Admin: You did not remove the film from the screen, it is just headphones and drawn.
Do not write on dating sites that you are a future cinologist.
The people don’t understand it correctly.
It turned out he was drinking coffee, and we both flew to Yopel, in which the blonde dropped the tablet, and pulling the gadget from under her feet on the go, pressed the brake.
And the blame for everything, of course, is a blonde, and not two baclans, who did not observe the distance and managed to arrange an accident even in traffic jams :))
1 (exploiting the bath): the hideous sauna was in a person who looked like a prosecutor, if he still had strength for the girls remained.
XXX: Greetings
XXX: How are you there?
WOW is OK.
I thought I would go to Phuket.
I am preparing
xxx: pic-fak))) I will not even ask what they are doing there))
Tagged: fucking
Theme: ahah
I am in biology ?
XXX is fake. Headquarters of Strap and Strap =)
Are you born in London?
I went to school in Scotland.
Poor girl, you must be very tired.
"Problems in the store"
Slogan of the game: Accept your demons Face your demons. In Russian localization, the slogan changed to another: Every creature by har.
Wikipedia, Devil May Cry
Let’s go and drink coffee?
“Something strange you pronounce the word "vodka".
A call to a working, elderly female voice asks a colleague to the phone, a young girl (as it turned out later, she left with the grandmother of her son). I only hear the words of my colleague.
Okay, take the controller and turn it off. On the controller in the upper left corner a red button...How is it from below?Turn the controller!!...Why doesn’t it work?Take a better target!...Okay, maybe the battery...Come to the DVD...You see the button on which the power is written? Oh no, you don’t read that, button of roche!!! Do you see? Press it!! to
Go to work!
- What, I like =) It seems no longer "go", but still not "go". The censor approves.
Someone is always wrong on the internet. Let us start.
As for the purchase price of milk... I live in Vologda, the homeland of milk and oil. Product output from the factory 1 liter - 1 (!!!) Ruble, in the store litre package 17-20 rubles. Today is Tarot.
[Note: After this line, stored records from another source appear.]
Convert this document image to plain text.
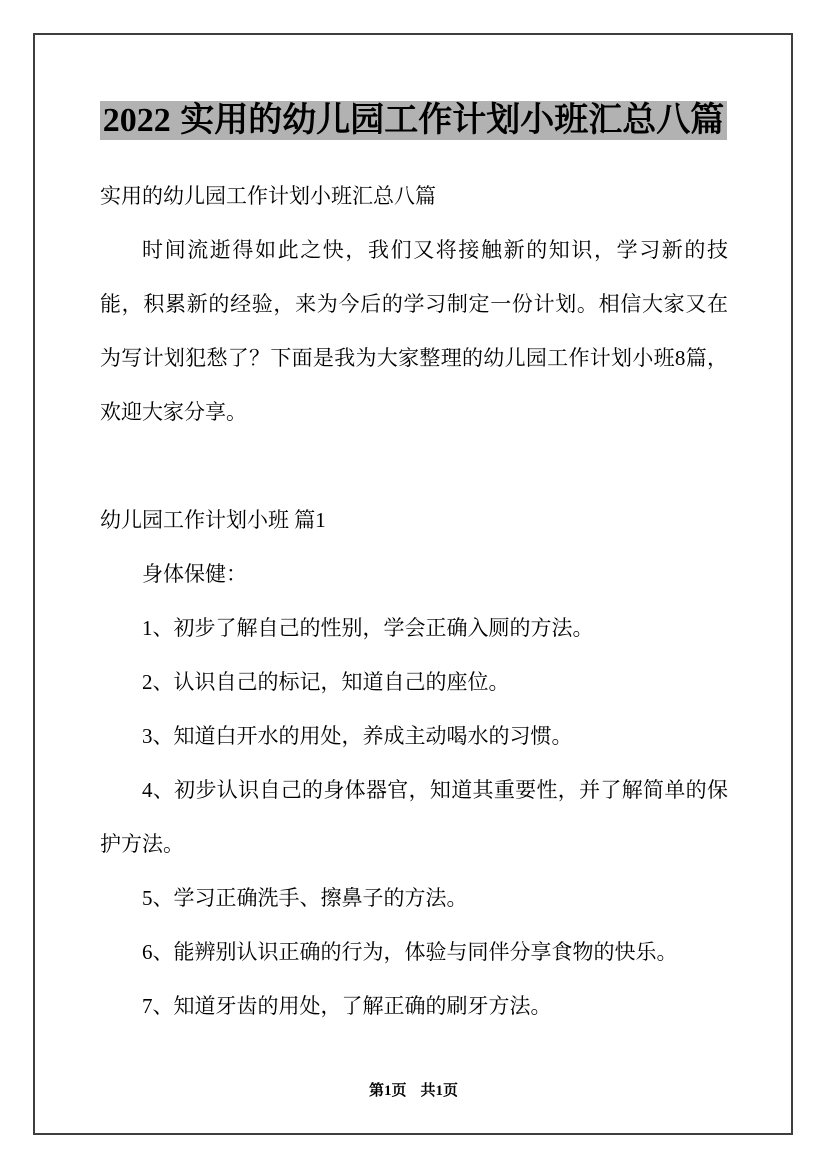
2022 实用的幼儿园工作计划小班汇总八篇

实用的幼儿园工作计划小班汇总八篇

时间流逝得如此之快，我们又将接触新的知识，学习新的技能，积累新的经验，来为今后的学习制定一份计划。相信大家又在为写计划犯愁了？下面是我为大家整理的幼儿园工作计划小班8篇，欢迎大家分享。

幼儿园工作计划小班 篇1

身体保健：

1、初步了解自己的性别，学会正确入厕的方法。

2、认识自己的标记，知道自己的座位。

3、知道白开水的用处，养成主动喝水的习惯。

4、初步认识自己的身体器官，知道其重要性，并了解简单的保护方法。

5、学习正确洗手、擦鼻子的方法。

6、能辨别认识正确的行为，体验与同伴分享食物的快乐。

7、知道牙齿的用处，了解正确的刷牙方法。

第1页 共1页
I live in a village with two cows. A bottle of milk (3 liters) is given for 40 rubles.
What can I say? Here is what you have milk and plants, you know what you are fed and sung.
Give the last item. according to the tail. Prepod checks the cursor of the sid for the comp. Well, and since he was below me in level, I fell down on my knees, which would be more convenient to answer his questions. And here comes my favorite predecessor. E is.I didn’t give up any items, but I closed them anyway.
O.ERight, right is right. You should have been behind him from the door on your knees, hideous.
Such a sweet.
I talk on Skype with a girl. Five minutes later.
XXX: What is your name?
and wowa.
Why is your name Vova? Is Vladimir written in Skype?
by :DDDDDDDDDDDDDDDD
xxx: from avito.ru
I am "selling an animal. The price is 5000 rubles."